Meaning is everywhere
For most of human history everything you might touch in your life would be imbedded with meaning, and with energy from the maker. The experience of drinking out of a beautiful cup crafted by a familiar potter with clay from the earth of your community is a million miles away from drinking from a plastic Taco Time cup exuded in some toxic factory. There is no life in machine produced objects. It is only through our actions that objects begin to resonate. The proliferation of industrially produced goods, and the global exploitation and destruction of traditional cultures has left us with an emptiness that can not be soothed by anything money can buy. No matter how shiny and perfect. We long for the spirit of the craftsman and the material that strengthen our connection to the Earth.

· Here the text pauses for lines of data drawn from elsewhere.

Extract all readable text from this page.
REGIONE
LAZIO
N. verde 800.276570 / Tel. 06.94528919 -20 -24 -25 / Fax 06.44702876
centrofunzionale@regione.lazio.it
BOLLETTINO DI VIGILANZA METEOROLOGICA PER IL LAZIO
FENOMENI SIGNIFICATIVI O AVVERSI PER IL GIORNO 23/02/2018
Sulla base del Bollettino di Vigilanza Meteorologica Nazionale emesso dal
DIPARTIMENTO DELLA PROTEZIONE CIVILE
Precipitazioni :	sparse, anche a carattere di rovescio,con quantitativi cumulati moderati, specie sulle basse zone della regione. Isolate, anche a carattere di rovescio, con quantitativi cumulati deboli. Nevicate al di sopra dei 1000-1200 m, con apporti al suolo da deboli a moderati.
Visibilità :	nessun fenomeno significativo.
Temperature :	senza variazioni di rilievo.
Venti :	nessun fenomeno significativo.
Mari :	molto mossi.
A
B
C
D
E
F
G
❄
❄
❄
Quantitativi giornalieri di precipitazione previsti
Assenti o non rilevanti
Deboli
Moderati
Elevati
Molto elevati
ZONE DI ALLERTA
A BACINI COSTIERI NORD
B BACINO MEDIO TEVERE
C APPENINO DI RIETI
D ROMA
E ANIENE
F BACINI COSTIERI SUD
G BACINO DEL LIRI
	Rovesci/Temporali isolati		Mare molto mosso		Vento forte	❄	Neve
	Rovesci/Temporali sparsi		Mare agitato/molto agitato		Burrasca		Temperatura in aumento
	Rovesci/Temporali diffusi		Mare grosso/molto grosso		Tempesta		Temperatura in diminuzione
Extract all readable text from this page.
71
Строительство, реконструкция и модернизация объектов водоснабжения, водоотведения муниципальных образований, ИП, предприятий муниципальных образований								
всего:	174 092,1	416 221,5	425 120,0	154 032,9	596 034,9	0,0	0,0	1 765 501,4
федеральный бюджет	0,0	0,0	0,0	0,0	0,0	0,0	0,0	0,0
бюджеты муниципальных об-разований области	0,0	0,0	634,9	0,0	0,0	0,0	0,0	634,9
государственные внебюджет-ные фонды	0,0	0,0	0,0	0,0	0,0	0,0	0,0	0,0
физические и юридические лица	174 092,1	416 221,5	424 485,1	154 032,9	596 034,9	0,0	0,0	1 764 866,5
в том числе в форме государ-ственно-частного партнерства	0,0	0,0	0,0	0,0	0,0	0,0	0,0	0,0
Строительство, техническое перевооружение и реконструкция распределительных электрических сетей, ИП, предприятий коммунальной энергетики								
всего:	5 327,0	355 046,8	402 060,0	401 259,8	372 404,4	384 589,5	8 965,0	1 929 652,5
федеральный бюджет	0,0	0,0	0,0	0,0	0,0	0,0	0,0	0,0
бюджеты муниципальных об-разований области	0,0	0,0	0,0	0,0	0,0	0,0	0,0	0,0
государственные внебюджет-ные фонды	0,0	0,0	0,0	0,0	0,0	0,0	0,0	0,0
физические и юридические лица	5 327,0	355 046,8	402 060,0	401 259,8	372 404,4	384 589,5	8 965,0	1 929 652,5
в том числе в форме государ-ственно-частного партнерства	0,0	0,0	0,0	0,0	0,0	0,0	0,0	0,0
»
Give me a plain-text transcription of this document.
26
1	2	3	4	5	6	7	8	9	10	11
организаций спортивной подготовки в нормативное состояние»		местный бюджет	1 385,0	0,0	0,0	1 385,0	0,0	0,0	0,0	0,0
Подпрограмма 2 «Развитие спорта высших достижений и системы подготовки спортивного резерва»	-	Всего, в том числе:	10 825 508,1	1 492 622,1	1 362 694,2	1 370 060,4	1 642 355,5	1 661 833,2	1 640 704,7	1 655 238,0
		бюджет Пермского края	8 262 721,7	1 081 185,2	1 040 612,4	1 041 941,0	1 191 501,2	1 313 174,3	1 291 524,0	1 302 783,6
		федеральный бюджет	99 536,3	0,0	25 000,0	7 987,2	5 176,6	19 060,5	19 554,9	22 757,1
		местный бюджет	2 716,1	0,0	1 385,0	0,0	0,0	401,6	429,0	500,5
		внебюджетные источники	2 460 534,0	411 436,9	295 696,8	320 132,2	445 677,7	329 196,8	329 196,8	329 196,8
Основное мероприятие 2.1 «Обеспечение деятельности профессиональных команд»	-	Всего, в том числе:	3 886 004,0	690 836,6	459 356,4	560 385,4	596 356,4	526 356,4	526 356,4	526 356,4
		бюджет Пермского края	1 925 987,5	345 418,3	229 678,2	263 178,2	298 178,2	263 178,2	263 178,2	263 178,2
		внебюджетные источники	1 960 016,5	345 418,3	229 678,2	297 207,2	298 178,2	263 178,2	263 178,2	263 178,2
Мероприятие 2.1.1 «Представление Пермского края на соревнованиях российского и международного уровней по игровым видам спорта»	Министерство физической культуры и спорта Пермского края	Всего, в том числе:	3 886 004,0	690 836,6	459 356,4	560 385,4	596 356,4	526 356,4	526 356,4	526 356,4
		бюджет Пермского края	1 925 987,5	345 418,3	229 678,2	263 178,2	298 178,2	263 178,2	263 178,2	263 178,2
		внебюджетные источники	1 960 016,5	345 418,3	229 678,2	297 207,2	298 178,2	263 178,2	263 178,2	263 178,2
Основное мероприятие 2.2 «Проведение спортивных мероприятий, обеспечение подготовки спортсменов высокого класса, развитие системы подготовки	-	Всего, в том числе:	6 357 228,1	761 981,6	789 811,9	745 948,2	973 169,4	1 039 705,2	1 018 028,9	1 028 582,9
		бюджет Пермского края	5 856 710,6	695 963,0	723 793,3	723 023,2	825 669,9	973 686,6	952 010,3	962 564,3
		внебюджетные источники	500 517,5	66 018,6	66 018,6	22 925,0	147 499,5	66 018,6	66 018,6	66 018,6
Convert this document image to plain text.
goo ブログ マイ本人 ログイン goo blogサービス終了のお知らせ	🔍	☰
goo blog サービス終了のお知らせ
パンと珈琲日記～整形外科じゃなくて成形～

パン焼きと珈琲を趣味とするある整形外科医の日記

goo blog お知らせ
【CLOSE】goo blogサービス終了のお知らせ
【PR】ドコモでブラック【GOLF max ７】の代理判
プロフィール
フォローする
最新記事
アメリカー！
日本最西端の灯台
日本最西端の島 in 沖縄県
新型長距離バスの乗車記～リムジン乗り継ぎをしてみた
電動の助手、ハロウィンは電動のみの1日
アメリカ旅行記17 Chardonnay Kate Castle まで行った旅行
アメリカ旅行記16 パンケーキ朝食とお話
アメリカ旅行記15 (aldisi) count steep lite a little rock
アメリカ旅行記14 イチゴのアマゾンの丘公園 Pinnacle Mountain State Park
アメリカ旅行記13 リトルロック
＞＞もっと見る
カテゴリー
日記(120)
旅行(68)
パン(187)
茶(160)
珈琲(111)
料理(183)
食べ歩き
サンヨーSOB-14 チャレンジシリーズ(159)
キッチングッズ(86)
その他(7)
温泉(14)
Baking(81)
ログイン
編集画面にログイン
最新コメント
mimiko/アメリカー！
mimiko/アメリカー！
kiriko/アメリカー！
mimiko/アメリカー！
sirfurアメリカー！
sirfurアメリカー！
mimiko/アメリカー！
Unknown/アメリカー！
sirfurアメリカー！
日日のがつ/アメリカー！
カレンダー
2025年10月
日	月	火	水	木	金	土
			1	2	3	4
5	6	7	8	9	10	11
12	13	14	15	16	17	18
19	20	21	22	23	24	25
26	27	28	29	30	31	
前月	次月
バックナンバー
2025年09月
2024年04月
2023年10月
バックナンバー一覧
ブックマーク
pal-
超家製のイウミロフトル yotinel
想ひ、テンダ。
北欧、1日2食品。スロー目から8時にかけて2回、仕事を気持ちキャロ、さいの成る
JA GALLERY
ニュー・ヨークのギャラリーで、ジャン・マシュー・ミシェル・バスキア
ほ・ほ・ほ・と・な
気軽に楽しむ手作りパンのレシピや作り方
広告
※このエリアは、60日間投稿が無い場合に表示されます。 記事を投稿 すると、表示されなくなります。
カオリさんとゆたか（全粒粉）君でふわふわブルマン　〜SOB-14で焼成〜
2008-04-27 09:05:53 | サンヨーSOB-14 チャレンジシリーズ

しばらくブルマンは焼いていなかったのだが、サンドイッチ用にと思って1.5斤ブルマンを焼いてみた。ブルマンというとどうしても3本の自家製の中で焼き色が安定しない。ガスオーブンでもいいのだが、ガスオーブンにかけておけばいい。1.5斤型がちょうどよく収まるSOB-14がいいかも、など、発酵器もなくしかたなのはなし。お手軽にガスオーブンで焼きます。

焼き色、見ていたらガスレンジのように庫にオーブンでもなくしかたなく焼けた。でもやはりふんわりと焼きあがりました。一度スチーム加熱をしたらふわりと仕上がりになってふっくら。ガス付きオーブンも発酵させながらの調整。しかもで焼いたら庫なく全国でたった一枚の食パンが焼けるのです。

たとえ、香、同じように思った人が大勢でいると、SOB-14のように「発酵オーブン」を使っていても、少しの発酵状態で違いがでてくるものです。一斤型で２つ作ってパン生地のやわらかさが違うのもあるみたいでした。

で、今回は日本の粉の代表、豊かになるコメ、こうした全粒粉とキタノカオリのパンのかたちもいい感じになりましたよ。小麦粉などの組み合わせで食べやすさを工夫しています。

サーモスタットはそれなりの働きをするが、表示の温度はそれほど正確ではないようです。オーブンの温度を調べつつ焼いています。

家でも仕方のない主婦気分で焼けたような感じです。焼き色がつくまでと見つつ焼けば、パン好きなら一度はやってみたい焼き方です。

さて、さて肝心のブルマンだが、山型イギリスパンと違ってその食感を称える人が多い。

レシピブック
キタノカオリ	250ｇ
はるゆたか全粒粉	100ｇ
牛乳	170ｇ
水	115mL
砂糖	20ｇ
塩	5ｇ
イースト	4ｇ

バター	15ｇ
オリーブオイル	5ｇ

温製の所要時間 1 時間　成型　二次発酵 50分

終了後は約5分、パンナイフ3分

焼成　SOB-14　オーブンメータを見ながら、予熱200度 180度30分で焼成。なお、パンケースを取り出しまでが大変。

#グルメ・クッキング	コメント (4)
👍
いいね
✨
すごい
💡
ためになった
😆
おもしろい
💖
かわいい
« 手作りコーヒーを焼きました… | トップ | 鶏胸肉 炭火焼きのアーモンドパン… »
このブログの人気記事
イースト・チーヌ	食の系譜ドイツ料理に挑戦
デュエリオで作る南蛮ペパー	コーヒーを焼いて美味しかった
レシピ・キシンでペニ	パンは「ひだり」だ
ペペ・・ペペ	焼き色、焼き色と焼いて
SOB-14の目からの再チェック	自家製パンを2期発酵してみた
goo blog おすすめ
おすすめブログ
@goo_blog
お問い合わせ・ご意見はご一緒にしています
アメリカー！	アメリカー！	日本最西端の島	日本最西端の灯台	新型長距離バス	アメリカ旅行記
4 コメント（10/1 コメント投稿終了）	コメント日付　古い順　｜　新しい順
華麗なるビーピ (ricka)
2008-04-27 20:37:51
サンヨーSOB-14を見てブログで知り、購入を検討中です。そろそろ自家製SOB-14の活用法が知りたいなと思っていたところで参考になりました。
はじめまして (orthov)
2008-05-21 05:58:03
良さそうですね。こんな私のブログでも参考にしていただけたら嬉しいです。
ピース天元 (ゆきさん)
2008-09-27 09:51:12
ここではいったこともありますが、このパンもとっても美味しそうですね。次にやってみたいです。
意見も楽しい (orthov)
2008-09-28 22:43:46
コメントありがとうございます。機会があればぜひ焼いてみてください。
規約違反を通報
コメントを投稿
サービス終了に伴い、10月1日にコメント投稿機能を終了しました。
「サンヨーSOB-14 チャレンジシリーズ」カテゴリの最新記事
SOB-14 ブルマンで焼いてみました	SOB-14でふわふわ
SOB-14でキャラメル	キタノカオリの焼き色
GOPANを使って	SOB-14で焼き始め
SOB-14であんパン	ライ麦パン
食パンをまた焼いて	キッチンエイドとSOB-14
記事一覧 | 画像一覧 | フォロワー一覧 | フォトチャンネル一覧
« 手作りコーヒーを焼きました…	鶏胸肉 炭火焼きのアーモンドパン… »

This is an exciting time to be alive. The maker movements of all kinds are a direct response to this deadening of objects. It has inspired action by many to seek ways to make things with their own hands. It is calling into question practices that create our daily belongings in ways that poison the land and enslave people. The history of cloth is the history of humanity. Perhaps what is percolating now is the beginning of the end of some of the ugliest parts of industrialization. Perhaps the artists and knitters and makers of all kinds are creating the next revolution of human consciousness, one in which we again align ourselves with plants. If so then it is as part of a long line of craftsman, artists, farmers and activists who have known this truth all along. The lineage that acknowledges that to be human is to be a creator.
For me this is the summer of plant love. I feel as if the plants have turned up the volume of their messages. The more time I spend outside, the more time I spend playing with plants, the more exciting it all becomes. This new way of working with plants with botanical printing is a wonderful conversation to be having. Just as the experience of the Eclipse was made more meaningful knowing that others were witnessing it too, the experience of connecting to plants is more lovely because I know that others are listening in to the same wavelengths. The plants are broadcasting and more and more people are hearing that call.
What messages are you getting from the plants?